Н. Федоров
АВТОРСКОЕ ПРАВО И АВТОРСКАЯ ОБЯЗАННОСТЬ, ИЛИ ДОЛГ

(К вопросу о литературной конвенции)

Наша самодержавная власть, в видах народного просвещения, сочла своим долгом обложить писателей налогом в двенадцать экземпляров. И этот налог не считается у нас тяжелым, несмотря на то, что значительно превышает такие же налоги других государств, государств конституционных, и особенно республиканской Франции, где избранники народа, в видах народного просвещения, сочли возможным обложить своих писателей только двумя экземплярами, да и это считается уже тяжелым налогом, так что — по свидетельству людей компетентных — увеличение налога еще на один экземпляр ни в каком случае не прошло бы в палатах, в среде которых — значительное число писателей. А наш, можно сказать, беспримерный налог ни в ком из писателей не возбуждает ни жалоб, ни неудовольствия, и можно надеяться получить достаточное количество экземпляров для составления публичных библиотек не в столицах только, но и во многих губернских городах, если к обязательному будет присоединен и добровольный налог. Присоединение к обязательному добровольного налога было бы наилучшим показателем — насколько писатели искренни в своем стремлении к просвещению. Присоединение добровольного налога — необходимое при всяком обязательном налоге — особенно важно в данном случае, в отношении писателей, т. е. людей, которые больше чем кто-либо понимают значение просвещения, — и позволительно думать, что при установлении такого налога количество экземпляров, которые будут добровольно доставляемы писателями, устранит необходимость обязательного, принудительного налога, ибо в принуждении нуждаются умственно несовершеннолетние, несознающие своего долга.
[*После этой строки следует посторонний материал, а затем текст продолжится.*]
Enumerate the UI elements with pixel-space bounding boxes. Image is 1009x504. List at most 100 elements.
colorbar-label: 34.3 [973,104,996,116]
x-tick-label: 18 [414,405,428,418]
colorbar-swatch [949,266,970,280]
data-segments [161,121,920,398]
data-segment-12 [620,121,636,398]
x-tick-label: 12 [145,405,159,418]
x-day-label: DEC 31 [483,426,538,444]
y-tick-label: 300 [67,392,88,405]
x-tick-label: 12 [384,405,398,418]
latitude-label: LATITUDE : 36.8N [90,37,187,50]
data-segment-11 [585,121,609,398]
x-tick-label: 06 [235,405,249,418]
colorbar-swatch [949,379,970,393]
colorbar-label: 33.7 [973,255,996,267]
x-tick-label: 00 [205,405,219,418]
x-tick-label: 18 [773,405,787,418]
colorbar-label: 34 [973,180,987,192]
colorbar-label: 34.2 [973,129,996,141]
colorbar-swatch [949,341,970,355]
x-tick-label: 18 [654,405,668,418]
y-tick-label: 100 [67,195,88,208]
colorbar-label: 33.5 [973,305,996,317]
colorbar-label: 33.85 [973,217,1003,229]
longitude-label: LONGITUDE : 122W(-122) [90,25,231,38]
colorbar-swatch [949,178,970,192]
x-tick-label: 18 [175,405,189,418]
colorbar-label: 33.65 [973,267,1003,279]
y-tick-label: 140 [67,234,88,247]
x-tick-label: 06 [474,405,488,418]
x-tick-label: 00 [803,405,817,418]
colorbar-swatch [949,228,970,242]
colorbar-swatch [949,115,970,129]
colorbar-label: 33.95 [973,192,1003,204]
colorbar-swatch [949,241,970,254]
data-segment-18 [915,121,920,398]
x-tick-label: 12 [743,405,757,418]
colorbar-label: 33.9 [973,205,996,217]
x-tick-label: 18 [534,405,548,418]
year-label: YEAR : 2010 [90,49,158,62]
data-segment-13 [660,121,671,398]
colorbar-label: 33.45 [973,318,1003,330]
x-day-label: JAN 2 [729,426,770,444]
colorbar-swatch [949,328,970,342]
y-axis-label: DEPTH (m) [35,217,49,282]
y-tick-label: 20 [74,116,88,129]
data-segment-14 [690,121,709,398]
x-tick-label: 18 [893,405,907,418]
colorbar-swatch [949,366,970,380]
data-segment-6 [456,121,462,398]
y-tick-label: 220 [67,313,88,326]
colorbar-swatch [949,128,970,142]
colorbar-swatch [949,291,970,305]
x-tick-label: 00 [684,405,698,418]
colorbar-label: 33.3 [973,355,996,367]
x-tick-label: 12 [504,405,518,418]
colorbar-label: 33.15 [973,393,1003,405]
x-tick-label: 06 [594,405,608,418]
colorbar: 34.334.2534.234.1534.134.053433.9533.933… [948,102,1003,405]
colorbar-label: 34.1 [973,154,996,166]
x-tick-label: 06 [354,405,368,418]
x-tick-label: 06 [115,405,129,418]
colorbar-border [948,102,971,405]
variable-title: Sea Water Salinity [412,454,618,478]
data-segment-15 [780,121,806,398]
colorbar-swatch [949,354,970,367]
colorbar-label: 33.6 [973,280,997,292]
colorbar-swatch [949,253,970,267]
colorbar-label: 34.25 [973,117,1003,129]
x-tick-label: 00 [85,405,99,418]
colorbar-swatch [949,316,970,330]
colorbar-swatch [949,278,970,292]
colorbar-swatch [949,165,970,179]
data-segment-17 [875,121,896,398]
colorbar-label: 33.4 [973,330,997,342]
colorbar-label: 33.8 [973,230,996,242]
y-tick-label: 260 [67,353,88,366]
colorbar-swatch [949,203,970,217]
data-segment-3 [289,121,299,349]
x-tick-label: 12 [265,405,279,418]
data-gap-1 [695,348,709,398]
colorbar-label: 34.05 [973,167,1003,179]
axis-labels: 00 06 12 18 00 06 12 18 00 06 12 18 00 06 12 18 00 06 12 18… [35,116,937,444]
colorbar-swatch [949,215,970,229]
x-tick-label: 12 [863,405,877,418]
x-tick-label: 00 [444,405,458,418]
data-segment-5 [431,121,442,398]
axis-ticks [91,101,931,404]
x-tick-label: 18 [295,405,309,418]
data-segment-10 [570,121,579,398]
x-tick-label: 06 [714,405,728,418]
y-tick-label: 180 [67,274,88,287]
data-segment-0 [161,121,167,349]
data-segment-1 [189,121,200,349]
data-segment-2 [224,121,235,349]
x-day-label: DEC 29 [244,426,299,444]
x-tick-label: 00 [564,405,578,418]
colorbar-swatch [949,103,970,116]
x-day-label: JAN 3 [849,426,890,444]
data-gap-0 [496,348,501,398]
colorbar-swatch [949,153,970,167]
Нет никакого сомнения, что только из глубокого уважения, можно сказать — благоговения, которым пользуются у нас иностранцы вообще и иностранные писатели в особенности, родилась мысль о книжном обмене с Франциею; и при этом было принято во внимание и количественное превосходство французской литературы, — почему, предлагая Франции получать от нас все выходящее, от французов желали получать произведения только ученой литературы, которые и во Франции расходятся в небольшом количестве экземпляров. Если русские писатели способны без ропота жертвовать по 12-ти экземпляров, то что же нужно было ожидать от писателей иностранных вообще, которые к тому же и доход от своих произведений получают гораздо больший, чем писатели русские? Что можно было ожидать особенно от писателей Франции, стоящей во главе просвещенных наций?.. Но, к глубочайшему нашему удивлению, французы встретили наше предложение об обмене сухо и холодно и даже не обратили почти на него внимания, несмотря на то, что предложение было сделано как раз в то время (в 1891 году), когда Франция изыскивала, по-видимому, все способы, какими могла бы выразить свое расположение к России... И в это же именно время со стороны Франции последовало другое предложение, которое, забывая интересы просвещения, имело в виду выгоды только писателей: со стороны Франции предлагалось — воспрещение переводов без согласия авторов, т. е. требовалась плата за переводы. И удивительное дело — наши писатели, которых мы ставили, конечно, гораздо ниже иностранных, оказались глухи к этому голосу из Франции, глухи, следовательно, к своим личным интересам. И таким образом обнаружилось, что нашим писателям недостает сознания их авторского права, а французским писателям необходимо было показать авторские обязанности, долг автора. При этом по вопросу об авторских правах оказалась целая обширная и богатая литература, по вопросу же об авторской обязанности никакой специальной литературы, как известно, нет.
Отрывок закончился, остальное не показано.